Uma ideia com a qual os economistas concordam quase unanimemente é a de que, para além da riqueza mineral, a maior parte da grande diferença de rendimento entre os países ricos e pobres não é imputável ao capital ou à educação, mas antes à “tecnologia”. Então o que é a tecnologia?
A resposta explica o consenso invulgar entre os economistas, porque a “tecnologia” é medida como uma espécie de categoria “nenhuma das anteriores”, uma categoria residual – o laureado com o Nobel Robert Solow apelidou-a de “produtividade total de factores” – que se mantém inexplicável, após se contabilizarem outros meios de produção, tais como o capital físico e humano. Como foi adequadamente notado em 1956 por Moses Abramovitz, este residual não é mais do que “uma medida da nossa ignorância.”
Portanto, embora concordar que a tecnologia sustenta a riqueza das nações pareça mais significativo do que confessar a nossa ignorância, na verdade não o é. E é a nossa ignorância que devemos enfrentar.
Num importante livro, W. Brian Arthur define a tecnologia como um conjunto de dispositivos e práticas de engenharia a que uma cultura tem acesso. Mas os dispositivos podem ser armazenados num contentor e expedidos para todo o mundo, enquanto as receitas, os modelos, e os manuais de funcionamento podem ser publicados online, deixando-os à distância de apenas uns cliques. Portanto, a Internet e o mercado livre deveriam disponibilizar, em qualquer lado, as ideias e mecanismos a que chamamos “tecnologia”.
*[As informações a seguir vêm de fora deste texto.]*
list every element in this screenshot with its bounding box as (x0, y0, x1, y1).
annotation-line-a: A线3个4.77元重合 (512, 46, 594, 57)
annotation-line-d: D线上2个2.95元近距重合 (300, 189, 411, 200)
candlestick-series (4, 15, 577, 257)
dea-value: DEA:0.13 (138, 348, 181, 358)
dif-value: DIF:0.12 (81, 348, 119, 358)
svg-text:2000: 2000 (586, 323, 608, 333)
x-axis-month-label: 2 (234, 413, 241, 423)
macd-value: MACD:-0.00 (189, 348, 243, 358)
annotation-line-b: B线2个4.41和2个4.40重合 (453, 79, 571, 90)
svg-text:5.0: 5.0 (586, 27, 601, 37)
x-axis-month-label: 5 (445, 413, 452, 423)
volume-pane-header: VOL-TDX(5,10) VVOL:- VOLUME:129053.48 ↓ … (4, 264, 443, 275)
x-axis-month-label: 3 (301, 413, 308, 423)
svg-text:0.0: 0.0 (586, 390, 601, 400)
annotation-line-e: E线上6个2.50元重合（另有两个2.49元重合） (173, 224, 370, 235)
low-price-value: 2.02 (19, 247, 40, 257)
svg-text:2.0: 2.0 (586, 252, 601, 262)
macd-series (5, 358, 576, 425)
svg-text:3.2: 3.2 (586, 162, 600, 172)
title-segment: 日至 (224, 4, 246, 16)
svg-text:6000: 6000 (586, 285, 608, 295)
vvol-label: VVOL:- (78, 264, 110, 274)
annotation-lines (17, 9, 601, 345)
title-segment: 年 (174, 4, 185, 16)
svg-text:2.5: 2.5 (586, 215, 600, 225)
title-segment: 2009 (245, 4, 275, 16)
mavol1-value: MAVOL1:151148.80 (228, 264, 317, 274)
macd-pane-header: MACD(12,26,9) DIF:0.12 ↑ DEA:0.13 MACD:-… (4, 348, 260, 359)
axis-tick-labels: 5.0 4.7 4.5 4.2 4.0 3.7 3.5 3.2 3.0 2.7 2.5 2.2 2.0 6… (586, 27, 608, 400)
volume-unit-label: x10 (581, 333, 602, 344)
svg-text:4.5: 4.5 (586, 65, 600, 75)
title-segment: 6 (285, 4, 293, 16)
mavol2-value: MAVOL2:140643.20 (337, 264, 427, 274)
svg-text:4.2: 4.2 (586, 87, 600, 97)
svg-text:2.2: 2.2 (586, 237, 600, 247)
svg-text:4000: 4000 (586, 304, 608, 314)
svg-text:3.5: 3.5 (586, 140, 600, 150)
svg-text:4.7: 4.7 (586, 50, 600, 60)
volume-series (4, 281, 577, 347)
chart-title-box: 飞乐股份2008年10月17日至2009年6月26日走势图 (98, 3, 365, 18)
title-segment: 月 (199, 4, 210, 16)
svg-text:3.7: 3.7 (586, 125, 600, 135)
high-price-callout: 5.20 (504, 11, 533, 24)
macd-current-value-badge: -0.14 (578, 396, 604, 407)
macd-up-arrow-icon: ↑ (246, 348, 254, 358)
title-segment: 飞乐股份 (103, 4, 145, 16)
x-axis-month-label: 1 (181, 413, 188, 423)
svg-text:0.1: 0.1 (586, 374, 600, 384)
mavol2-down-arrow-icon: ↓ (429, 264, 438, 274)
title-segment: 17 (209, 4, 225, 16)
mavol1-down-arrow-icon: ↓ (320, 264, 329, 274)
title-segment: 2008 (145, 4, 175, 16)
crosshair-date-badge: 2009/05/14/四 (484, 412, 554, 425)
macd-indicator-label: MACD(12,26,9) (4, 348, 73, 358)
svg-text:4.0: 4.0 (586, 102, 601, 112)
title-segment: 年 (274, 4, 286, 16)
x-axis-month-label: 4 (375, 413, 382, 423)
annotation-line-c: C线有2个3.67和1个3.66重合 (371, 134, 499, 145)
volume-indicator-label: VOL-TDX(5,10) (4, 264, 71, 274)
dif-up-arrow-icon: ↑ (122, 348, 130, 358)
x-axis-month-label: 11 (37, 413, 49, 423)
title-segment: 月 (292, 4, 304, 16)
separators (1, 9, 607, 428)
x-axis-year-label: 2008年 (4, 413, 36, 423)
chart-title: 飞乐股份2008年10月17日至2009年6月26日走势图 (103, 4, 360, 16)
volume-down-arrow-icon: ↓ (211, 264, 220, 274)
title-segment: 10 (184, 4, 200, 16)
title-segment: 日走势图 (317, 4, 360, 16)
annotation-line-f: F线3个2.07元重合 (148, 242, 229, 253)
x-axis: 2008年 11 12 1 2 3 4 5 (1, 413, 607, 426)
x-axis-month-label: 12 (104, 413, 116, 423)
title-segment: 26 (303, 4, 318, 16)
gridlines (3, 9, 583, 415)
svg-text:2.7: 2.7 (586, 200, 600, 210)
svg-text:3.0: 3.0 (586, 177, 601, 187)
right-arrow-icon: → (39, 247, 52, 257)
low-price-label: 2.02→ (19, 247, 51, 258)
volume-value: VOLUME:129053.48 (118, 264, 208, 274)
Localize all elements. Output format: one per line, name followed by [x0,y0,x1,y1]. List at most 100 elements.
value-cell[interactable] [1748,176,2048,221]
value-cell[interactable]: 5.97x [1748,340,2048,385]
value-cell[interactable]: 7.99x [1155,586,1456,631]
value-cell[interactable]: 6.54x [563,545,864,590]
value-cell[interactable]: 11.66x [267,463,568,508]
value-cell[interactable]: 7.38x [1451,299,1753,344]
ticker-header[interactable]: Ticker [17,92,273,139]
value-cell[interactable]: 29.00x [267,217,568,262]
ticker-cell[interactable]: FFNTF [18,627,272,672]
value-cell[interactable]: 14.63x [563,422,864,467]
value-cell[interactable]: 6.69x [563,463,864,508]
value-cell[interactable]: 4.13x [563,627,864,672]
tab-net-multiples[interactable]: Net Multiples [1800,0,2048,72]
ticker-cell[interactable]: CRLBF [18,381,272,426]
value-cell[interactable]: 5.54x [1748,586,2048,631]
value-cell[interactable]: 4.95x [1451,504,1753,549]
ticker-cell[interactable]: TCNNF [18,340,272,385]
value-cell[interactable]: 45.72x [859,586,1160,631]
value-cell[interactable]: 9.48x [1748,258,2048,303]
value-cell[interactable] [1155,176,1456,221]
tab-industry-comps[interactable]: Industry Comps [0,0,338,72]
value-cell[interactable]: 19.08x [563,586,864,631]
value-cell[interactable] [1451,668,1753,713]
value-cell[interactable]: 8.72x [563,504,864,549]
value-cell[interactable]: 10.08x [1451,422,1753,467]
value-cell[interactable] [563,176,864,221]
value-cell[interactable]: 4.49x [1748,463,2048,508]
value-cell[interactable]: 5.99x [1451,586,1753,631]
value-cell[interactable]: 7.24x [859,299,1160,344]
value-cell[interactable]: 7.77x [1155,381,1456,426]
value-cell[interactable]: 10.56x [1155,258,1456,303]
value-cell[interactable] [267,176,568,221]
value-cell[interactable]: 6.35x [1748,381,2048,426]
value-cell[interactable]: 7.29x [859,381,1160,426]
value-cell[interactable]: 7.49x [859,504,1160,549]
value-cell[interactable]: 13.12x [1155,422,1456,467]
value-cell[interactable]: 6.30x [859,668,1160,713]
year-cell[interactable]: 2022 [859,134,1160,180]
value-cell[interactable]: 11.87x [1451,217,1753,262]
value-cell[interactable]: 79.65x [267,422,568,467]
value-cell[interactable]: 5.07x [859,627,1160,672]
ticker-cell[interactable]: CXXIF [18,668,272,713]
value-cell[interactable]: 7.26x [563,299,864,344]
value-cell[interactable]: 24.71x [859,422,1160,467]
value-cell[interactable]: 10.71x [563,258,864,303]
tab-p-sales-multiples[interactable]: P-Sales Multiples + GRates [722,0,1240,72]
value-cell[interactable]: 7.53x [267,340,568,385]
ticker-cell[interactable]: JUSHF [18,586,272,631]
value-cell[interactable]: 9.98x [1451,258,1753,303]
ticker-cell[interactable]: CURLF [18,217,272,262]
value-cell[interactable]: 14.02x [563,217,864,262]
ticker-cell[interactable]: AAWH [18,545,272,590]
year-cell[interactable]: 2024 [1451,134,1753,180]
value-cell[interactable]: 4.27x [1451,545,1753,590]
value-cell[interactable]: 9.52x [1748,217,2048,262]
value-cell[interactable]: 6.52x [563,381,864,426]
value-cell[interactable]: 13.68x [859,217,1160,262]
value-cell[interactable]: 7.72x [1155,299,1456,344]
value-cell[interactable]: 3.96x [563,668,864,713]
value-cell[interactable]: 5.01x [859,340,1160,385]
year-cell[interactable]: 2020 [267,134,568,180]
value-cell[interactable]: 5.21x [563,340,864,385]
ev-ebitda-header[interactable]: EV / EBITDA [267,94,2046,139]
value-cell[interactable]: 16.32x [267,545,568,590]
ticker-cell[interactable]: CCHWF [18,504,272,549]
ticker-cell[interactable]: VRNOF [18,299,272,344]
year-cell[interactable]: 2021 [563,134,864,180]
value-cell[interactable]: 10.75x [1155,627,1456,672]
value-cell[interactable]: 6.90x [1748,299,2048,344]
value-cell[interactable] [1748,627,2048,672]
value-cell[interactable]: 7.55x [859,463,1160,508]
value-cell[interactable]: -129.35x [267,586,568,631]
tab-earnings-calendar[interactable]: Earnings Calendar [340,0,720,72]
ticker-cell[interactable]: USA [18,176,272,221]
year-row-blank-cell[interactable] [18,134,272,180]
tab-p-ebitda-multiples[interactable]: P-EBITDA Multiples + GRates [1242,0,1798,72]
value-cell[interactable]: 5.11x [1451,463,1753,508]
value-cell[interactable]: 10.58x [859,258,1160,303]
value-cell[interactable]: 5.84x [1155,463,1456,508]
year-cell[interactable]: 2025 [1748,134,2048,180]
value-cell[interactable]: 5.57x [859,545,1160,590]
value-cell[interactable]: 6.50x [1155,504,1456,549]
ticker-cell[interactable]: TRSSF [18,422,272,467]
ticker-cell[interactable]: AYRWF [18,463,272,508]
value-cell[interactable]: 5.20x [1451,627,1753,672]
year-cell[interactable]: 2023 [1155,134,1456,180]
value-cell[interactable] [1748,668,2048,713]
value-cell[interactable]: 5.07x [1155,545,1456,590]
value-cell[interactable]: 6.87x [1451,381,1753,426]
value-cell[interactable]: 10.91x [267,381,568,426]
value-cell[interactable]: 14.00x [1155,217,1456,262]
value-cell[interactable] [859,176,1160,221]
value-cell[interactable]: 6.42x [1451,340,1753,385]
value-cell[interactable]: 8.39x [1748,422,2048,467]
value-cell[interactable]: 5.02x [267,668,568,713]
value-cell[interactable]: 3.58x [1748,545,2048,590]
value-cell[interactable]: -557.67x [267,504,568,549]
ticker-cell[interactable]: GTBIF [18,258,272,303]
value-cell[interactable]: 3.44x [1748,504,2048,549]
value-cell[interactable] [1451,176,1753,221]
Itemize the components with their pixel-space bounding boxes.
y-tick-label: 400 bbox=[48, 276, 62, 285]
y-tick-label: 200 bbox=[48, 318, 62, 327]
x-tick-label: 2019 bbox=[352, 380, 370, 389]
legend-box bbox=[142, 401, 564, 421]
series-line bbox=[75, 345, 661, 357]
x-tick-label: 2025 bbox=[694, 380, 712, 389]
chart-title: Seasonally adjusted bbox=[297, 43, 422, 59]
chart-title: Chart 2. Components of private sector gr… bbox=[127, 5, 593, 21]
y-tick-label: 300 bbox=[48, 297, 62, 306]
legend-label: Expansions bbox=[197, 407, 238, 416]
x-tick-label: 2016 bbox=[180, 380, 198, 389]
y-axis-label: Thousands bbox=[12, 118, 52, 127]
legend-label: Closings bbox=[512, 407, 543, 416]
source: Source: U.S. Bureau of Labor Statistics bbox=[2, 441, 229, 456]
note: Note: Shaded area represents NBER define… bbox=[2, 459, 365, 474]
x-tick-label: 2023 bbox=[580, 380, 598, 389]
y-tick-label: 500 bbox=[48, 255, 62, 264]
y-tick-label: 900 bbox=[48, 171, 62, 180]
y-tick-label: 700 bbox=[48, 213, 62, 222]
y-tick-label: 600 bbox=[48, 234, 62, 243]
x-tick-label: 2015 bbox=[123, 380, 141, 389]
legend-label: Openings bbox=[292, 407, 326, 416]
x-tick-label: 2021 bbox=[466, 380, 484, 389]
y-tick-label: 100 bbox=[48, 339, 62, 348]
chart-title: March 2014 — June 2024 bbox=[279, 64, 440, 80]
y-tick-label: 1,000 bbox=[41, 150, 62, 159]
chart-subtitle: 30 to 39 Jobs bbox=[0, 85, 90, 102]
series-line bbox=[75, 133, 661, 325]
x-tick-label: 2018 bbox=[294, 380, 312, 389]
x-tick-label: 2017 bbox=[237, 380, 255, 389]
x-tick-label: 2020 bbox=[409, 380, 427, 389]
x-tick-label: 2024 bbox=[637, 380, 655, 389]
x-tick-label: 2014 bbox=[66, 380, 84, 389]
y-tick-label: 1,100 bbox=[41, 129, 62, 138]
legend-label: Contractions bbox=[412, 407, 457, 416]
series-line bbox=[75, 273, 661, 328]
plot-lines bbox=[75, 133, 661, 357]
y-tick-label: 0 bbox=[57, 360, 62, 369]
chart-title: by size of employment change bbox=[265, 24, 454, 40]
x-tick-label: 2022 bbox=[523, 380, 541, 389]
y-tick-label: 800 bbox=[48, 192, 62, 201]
De facto, grande parte da teoria moderna do crescimento, começando com a pesquisa de Paul Romer no final da década de 1980, brotou do conceito de que a produção era acelerada por ideias que são difíceis de obter mas fáceis de copiar. É por isso que os inventores precisam de ser protegidos por patentes e direitos de autor, ou subsidiados pelos governos.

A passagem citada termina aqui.